Mrs Clutterbuck's class: sometime in the early 'eighties. The door opens onto rows of single desks, side on, and there's a window seat across the room. The school used to be a grand home but the furniture's changed and there are dry-erase white boards in place of artwork. There's an impressive entry with a marble slab stairwell clinging to the walls, taking it's time to meander past large stone windows, down to the iron studded double oak doors. Beyond Mrs Clutterbuck's class is the stairwell. We never use it, of course. We come in through the cloakroom at the back. Past the dining rooms, eyes on the black and red floor tiles, and up the back stairs. Homework is to find out what our first words were.
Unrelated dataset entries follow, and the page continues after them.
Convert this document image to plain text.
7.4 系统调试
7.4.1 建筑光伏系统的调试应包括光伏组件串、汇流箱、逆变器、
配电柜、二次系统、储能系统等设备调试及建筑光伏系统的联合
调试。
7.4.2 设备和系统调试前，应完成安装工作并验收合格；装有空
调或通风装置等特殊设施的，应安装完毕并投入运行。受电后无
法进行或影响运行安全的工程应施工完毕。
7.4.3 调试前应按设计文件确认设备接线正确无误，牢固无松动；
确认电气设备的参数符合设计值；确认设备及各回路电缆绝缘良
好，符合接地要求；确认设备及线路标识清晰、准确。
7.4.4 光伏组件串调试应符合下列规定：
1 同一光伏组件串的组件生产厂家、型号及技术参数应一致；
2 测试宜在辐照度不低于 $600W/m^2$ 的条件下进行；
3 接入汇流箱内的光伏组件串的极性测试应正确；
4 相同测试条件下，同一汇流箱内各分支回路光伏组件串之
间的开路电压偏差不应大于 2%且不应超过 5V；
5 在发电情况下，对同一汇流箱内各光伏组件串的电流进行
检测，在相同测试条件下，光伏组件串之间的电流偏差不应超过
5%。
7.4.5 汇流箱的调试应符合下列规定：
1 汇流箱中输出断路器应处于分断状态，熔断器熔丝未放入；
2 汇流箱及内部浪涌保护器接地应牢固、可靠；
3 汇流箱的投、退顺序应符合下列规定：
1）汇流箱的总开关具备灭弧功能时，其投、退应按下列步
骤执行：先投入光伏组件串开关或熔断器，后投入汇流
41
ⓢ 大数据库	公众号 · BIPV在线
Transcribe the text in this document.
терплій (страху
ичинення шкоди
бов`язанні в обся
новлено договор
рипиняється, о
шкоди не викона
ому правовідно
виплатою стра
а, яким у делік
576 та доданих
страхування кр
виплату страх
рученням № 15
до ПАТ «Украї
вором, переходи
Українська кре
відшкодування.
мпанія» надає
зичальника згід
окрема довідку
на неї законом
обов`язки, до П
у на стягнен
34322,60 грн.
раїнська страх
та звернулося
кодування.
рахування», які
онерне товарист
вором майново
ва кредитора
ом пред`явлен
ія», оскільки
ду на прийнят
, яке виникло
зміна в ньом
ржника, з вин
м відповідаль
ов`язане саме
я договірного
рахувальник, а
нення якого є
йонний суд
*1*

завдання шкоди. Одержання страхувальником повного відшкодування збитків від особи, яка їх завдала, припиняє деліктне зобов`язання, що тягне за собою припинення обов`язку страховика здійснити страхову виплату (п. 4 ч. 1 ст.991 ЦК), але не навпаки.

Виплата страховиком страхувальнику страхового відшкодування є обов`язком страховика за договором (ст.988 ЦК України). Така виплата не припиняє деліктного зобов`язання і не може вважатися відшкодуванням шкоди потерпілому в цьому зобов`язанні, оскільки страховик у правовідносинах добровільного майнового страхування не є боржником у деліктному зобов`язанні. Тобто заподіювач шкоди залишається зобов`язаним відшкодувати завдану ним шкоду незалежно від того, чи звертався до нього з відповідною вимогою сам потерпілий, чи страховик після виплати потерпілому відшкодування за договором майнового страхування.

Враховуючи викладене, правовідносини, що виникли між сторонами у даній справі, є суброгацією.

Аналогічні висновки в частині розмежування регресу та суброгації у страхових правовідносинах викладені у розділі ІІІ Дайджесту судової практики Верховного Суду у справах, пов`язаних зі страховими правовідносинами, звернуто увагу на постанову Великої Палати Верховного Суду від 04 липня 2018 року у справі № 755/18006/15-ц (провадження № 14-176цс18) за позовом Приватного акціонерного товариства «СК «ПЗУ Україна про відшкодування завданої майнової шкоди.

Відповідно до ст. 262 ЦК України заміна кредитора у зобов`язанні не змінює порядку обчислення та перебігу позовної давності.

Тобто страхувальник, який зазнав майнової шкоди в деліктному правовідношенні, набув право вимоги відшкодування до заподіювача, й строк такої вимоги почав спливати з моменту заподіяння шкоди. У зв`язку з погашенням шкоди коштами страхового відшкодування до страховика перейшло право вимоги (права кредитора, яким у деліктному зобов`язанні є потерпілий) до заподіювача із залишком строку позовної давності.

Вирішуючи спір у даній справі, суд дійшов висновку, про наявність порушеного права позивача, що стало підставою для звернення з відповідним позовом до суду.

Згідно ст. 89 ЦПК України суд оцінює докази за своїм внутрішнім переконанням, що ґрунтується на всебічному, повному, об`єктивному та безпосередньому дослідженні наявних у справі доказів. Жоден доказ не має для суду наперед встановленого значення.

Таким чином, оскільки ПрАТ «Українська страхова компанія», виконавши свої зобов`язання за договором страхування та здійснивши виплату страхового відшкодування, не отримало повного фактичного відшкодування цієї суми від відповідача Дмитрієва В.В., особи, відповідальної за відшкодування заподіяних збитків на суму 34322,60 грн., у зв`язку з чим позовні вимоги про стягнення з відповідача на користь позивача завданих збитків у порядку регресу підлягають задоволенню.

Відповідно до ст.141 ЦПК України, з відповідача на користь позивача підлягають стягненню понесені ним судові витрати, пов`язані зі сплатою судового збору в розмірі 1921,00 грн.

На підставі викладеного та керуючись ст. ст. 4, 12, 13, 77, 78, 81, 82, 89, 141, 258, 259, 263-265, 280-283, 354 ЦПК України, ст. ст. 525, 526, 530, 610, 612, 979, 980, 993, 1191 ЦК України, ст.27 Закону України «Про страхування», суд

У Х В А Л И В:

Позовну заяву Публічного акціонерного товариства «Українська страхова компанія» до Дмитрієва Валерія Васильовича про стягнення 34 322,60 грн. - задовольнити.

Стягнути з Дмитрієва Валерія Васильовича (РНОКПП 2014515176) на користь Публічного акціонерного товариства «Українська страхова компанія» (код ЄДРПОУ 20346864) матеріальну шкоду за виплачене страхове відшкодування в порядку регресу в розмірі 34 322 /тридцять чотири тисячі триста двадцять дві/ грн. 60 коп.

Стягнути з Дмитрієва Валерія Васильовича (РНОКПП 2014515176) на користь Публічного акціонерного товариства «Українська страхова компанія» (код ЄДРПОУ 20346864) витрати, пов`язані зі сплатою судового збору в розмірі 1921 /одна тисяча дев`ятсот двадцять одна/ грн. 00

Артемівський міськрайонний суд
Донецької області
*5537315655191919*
'Cow', I discover, and write it proudly on my piece of paper. Cow. I learn that my brother said 'Clower' and I imagine my mum pushing him in the purple Silver Cross pram and pointing out the primroses and snowdrops as they emerged from the hedgerows. Or maybe it was later, May perhaps, and the lane was full of cow parsley and campions. By the time I arrived, my brother would have just been toddling at my mum's side. You didn't have to walk very far before reaching the crooked iron gates and seeing the cows. Damp pink noses pushing through the bars, whiskers as tough as fishing line. The farmer left giant bricks of salt by the water troughs which they'd lick like eroded sandstone, before pushing their vast sandpaper tongues up a nostril. My brother's gaze, by now, had shifted from flowers to cows and I was the beneficiary. 'Cow' would be my entry into language, my stepping stone. How often did we walk up the lane? Twice daily, with the dog? A single track, muddied tarmac, with gravel smoothed in two neat grooves from the wear of car tyres. I can only imagine those walks but they are sealed forever in a part of me with the knowledge of my first word. I remember the later walks, using my doll's bonnet to stash wild strawberries only to find out that I had stained the soft blond flannel with a gash of red that looked forever like a head injury. I was not a 'girly girl'; I had called the doll 'floppy legs', but it still shocked me. And later again, home from boarding school, walking with my camera, taking pictures of those noses, or of black and white hide pulled tight over angular haunches. Then the walking became running the loop; up the lane in one direction, zig-zaging to the end, a left and right, up the hill, past Treswallen and Creed Lane, hugging the hedge on the way down the other side, over the bridge and back home.
What is a first word? Must it be accompanied by a pointed finger? 'Look, a cow!' Or is it a mother's memory; 'You loved the cows, we walked the lane so often to look at them.' Our youngest has, in the past few weeks, put his first word on the slate of his emerging history. Though he mimiced 'apple' beautifully several times he hasn't quite aligned the softly spoken syllables to the fruit in the bowl. What he does say frequently and what is all too clearly understood is 'Nee new', copied from his brothers' 'I need you!' He must have worked out that 'Nee new', in this house, is the equivalent of dialing a first responder. What picture will this third child draw for himself when he is asked by his teacher to find out his first word? Mine, after all, could have come from a picture book.